Very cold wood brought into a warm room can create condensation on its surface. Bringing in a stock for three or four days allows gradual warming and prevents this.
It may seem minor, but if it’s -10 °C outside and 20 °C inside, that’s a 30-degree difference—no small thing.
Yes, there will be spiders and a few insects, but nothing dramatic. Just don’t store three cubic meters—keep enough for a few days.
But don’t expect indoor heat to magically dry green wood: it will never replace two years of open-air drying.

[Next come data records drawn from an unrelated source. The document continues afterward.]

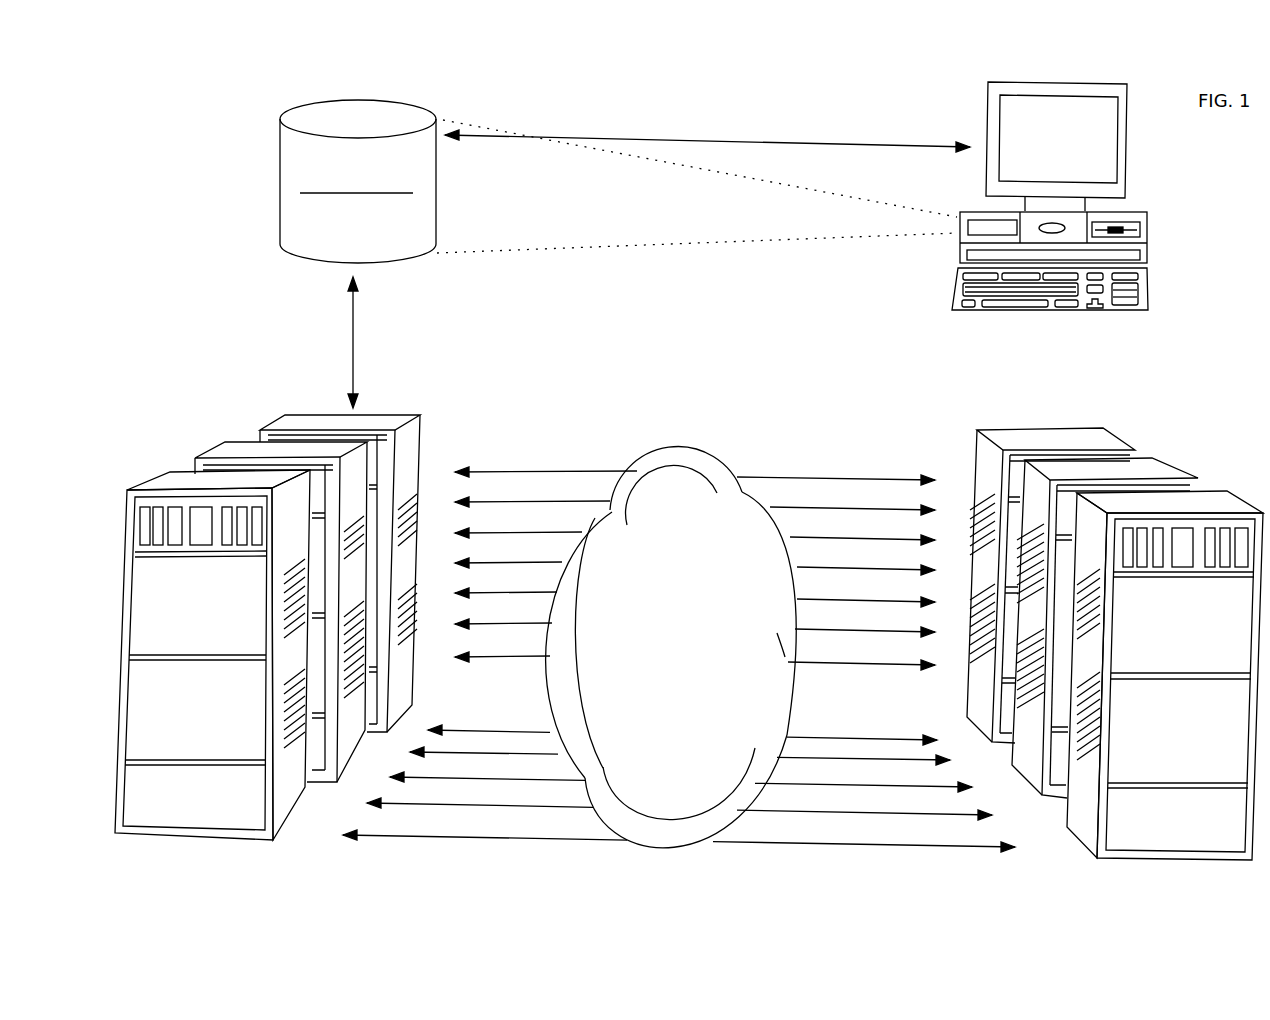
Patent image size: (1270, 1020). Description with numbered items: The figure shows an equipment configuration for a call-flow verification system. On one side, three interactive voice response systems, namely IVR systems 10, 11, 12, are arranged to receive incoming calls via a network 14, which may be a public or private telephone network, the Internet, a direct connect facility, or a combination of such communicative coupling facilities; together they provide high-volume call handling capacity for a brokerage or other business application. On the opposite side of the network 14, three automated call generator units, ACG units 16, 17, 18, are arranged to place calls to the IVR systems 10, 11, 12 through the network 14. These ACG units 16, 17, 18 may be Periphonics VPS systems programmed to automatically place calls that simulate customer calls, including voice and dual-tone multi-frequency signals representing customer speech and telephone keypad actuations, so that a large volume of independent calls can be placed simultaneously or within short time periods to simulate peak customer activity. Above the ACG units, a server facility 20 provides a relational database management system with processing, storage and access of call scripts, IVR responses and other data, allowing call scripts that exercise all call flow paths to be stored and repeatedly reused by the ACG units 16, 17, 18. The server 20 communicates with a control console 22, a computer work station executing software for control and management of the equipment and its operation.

The IVR system 10 is at (1220, 492).
The IVR system 11 is at (1158, 460).
The IVR system 12 is at (1097, 428).
The network 14 is at (698, 453).
The automated call generator (ACG) unit 16 is at (170, 470).
The automated call generator (ACG) unit 17 is at (236, 440).
The automated call generator (ACG) unit 18 is at (300, 412).
The server facility 20 is at (288, 108).
The control console 22 is at (1142, 213).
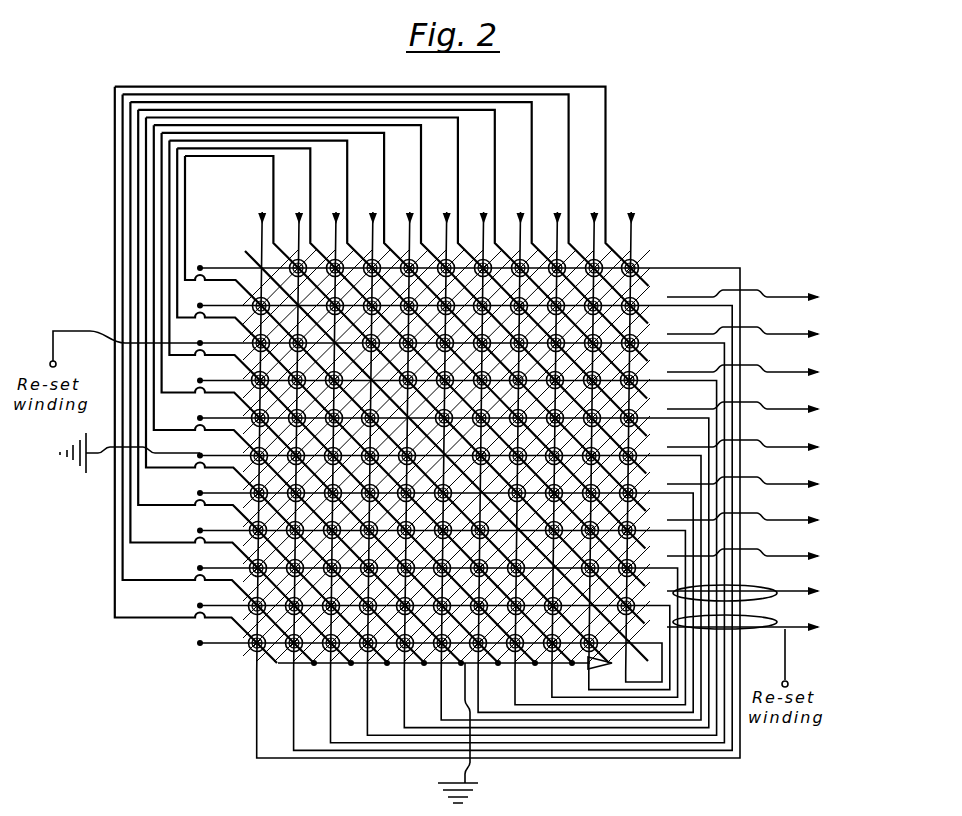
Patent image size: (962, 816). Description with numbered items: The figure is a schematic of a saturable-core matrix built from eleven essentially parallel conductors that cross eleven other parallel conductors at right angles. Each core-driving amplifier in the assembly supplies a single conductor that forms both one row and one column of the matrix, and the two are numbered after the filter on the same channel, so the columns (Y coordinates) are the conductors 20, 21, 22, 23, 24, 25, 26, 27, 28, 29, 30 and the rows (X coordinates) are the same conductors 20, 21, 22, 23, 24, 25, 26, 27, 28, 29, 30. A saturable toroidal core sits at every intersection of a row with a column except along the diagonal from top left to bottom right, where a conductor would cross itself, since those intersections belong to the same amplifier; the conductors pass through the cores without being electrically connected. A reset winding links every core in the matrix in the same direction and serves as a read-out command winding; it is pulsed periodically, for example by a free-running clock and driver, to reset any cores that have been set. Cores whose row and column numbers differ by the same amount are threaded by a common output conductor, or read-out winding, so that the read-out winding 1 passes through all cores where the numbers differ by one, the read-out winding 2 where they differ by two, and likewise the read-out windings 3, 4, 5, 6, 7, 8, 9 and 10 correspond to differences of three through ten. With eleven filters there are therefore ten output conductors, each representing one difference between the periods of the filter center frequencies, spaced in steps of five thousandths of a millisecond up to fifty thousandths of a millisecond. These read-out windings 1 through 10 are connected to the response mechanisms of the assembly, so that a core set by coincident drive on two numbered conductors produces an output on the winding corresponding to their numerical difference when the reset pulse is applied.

The read-out winding 1 is at (754, 627).
The read-out winding 2 is at (754, 591).
The read-out winding 3 is at (754, 556).
The read-out winding 4 is at (754, 520).
The read-out winding 5 is at (754, 484).
The read-out winding 6 is at (754, 447).
The read-out winding 7 is at (754, 409).
The read-out winding 8 is at (754, 372).
The read-out winding 9 is at (754, 334).
The read-out winding 10 is at (758, 297).
The row and column conductor 20 is at (457, 476).
The row and column conductor 21 is at (453, 472).
The row and column conductor 22 is at (449, 468).
The row and column conductor 23 is at (445, 464).
The row and column conductor 24 is at (441, 461).
The row and column conductor 25 is at (438, 457).
The row and column conductor 26 is at (434, 453).
The row and column conductor 27 is at (430, 449).
The row and column conductor 28 is at (426, 445).
The row and column conductor 29 is at (422, 442).
The row and column conductor 30 is at (418, 438).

Going Further: Permaculture Zones and Holmgren’s Principles
Permaculture zones and firewood
In permaculture design, zones are areas organized by how often they’re visited and how much attention and care they require — from Zone 0 (the house) to Zone 5 (wild nature left mostly untouched). This layout helps place elements where they’ll be most efficient and easy to manage. Each zone reflects a different rhythm of care and energy exchange. This way of organizing isn’t just about comfort—it’s about reducing the energy (human and material) spent on repetitive tasks. When it’s rainy, windy, and two degrees outside—or -15 °C with half a meter of snow—you really don’t want to walk five minutes with a wheelbarrow to fetch firewood.
Dry, ready-to-burn wood belongs in Zone 1 — the area you visit every day, or at the edge between Zones 1 and 2, helping define the boundary between these spaces.
Wood that’s still drying, especially if you don’t yet have a perfect three-compartment shed, can be in Zone 2/3—further away, but easy to reach without too much effort (access road), in a sunny place and not too far from the workshop.
Zone 3 and 4 are traditionnaly the privilegied places for wood production: coppicing or pollarding system, hedgerows, woodlands and also extensive orchards belong to these zones.
Zone 5, the wild zone, is not harvested but observed. It shows how the forest naturally cycles energy: trees fall, decay, and return to soil.

Find out more about this concept here
This Article on Stacking Firewood and the Permaculture principles
This article reflects several of Holmgren’s twelve permaculture principles:
– Observe and interact: it’s based on ten years of practical observation, including our early collapses and our understanding of local factors (like “the wind rarely comes from the east”).
– Catch and store energy: firewood is literally stored solar energy. Dividing the stock by age and focusing on proper drying maximizes that storage. Placing the piles near access routes or close to the house also saves energy.
– Obtain a yield: the aim is to maximize useful heat per volume of wood (density, dryness) while minimizing waste and smoke.
– Produce no waste: burning dry wood minimizes smoke and creosote—waste and pollution. Efficiency is, by definition, a low-waste approach.
– Integrate rather than segregate: the method considers the whole system—wood, wind, rain, architecture, soil, access, and human process.